Médiation

« Une certaine réticence des CIF » 

Une vingtaine de dossiers concernant des CIF ont été clôturés en 2018 par la médiation de l’AMF
Si le professionnel refuse d’entrer en médiation, la confidentialité n’est plus de mise et la médiation informe les services de l’AMF
Marielle Cohen-branche, médiateur de l’Autorité des marchés financiers (AMF)

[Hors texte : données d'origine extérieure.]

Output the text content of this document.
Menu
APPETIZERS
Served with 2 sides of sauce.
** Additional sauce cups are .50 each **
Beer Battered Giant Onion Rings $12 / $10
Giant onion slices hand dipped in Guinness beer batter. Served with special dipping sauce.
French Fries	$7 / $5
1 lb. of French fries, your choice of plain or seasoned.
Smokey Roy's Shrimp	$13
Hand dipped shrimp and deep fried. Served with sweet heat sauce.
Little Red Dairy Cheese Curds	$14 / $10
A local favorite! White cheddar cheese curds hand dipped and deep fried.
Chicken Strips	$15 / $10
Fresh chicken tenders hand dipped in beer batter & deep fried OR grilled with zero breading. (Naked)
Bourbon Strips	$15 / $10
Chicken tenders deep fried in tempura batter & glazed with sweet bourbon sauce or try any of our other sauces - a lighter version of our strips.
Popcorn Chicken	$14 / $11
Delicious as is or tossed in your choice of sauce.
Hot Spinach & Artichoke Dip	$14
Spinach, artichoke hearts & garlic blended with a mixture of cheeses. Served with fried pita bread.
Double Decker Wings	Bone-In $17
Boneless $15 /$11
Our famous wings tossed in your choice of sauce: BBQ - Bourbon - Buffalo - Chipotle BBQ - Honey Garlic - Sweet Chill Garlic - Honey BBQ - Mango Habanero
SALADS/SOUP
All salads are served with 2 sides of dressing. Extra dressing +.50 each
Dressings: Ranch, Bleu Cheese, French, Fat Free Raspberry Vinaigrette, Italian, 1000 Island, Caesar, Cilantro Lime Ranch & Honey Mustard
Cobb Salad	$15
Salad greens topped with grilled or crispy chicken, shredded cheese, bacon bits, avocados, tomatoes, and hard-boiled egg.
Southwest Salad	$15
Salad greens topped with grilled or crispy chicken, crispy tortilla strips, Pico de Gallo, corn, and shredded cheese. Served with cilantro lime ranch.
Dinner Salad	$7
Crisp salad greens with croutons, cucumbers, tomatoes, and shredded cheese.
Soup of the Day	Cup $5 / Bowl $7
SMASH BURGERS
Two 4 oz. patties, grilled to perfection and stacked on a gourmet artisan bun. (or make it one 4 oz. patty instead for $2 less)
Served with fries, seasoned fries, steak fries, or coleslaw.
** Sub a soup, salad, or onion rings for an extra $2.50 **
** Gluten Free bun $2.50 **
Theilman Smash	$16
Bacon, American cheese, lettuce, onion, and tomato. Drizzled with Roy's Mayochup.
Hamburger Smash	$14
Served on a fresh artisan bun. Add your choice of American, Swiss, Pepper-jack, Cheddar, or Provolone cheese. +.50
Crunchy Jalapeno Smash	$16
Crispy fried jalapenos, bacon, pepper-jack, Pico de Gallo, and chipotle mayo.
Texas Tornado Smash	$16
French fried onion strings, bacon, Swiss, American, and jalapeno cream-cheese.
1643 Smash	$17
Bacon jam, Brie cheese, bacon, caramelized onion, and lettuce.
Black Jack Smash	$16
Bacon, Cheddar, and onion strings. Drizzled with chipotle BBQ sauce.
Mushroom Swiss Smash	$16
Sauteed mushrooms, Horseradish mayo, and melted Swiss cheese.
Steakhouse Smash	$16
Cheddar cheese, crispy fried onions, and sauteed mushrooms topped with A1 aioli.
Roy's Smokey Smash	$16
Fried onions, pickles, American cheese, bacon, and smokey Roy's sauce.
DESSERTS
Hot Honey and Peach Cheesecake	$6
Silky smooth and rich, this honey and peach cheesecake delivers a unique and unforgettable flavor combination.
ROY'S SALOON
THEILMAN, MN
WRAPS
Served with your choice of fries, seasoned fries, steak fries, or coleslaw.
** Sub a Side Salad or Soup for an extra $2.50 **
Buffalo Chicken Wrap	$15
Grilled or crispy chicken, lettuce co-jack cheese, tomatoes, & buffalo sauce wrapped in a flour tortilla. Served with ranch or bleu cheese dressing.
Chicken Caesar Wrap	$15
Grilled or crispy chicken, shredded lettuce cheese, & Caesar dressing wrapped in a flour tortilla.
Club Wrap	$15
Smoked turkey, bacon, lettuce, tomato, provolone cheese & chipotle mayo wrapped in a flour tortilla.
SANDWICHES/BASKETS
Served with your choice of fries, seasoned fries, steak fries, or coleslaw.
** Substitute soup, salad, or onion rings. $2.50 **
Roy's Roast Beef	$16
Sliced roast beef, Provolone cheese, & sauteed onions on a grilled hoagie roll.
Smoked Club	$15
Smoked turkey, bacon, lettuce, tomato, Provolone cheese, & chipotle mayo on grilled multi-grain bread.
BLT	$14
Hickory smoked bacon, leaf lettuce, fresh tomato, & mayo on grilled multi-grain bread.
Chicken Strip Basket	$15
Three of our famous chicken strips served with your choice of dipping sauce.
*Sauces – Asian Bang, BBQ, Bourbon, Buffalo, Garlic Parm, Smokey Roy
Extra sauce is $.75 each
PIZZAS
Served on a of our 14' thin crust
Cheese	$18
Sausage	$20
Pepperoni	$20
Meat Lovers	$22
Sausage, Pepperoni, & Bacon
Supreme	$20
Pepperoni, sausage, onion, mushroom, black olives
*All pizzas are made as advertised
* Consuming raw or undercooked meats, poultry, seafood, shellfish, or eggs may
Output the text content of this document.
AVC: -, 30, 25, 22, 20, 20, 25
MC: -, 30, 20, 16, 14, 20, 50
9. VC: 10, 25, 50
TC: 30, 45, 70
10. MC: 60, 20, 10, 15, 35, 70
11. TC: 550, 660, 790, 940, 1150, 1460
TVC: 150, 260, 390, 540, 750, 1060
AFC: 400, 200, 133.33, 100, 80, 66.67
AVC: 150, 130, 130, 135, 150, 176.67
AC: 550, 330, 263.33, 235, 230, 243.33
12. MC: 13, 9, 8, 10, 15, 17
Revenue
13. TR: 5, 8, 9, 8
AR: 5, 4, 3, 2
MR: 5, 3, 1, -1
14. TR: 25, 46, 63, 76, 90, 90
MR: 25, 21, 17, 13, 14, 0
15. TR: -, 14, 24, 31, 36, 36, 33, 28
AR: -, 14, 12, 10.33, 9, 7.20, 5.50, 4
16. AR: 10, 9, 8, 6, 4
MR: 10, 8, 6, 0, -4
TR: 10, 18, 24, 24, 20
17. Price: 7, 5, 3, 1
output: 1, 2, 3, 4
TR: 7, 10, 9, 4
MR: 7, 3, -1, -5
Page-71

L’Agefi Actifs.-Dans votre rapport, vous faites un focus sur la profession de CIF. Pourquoi les avoir mis en avant cette année ? 
Marielle Cohen-Branche. - 
J ’ai senti une certaine réticence des CIF à venir en médiation. Un silence assourdissant fait suite à mes demandes puisque sur le total des 16 dossiers qui ont été abandonnés en 2018 en cours de procédure ou dont l’entrée en médiation a été refusée par le professionnel, sept concernaient un CIF. Avec ce rapport, je lance une alerte : la confidentialité est seulement rattachée aux dossiers traités par le médiateur. Si le professionnel refuse d’entrer en médiation, il n’en bénéficie plus et j’en alerte les services de l’AMF.
 Le rapport fait aussi preuve de pédagogie. Je me rends compte que cette profession est très hétéroclite. La façon dont les CIF appréhendent leurs obligations est très différente d’un professionnel à l’autre, notamment dans les petites entreprises qui sont le plus concernées par des saisines.
 Parallèlement, depuis 2016, le champ de compétence de la médiation envers les CIF s’est accru, favorisé par des jurisprudences de la Commission des sanctions de l’AMF dans la lecture de l’article L. 541-1 du Code monétaire et financier (1). Ainsi, pour autant qu’elles ne relèvent pas d’une autre réglementation spécifique (assurance vie par exemple), je peux examiner à l’amiable les conditions dans lesquelles le CIF a conseillé adéquatement son client, fourni une prestation de conseil en gestion de patrimoine, même si celle-ci ne concerne pas exactement un instrument financier.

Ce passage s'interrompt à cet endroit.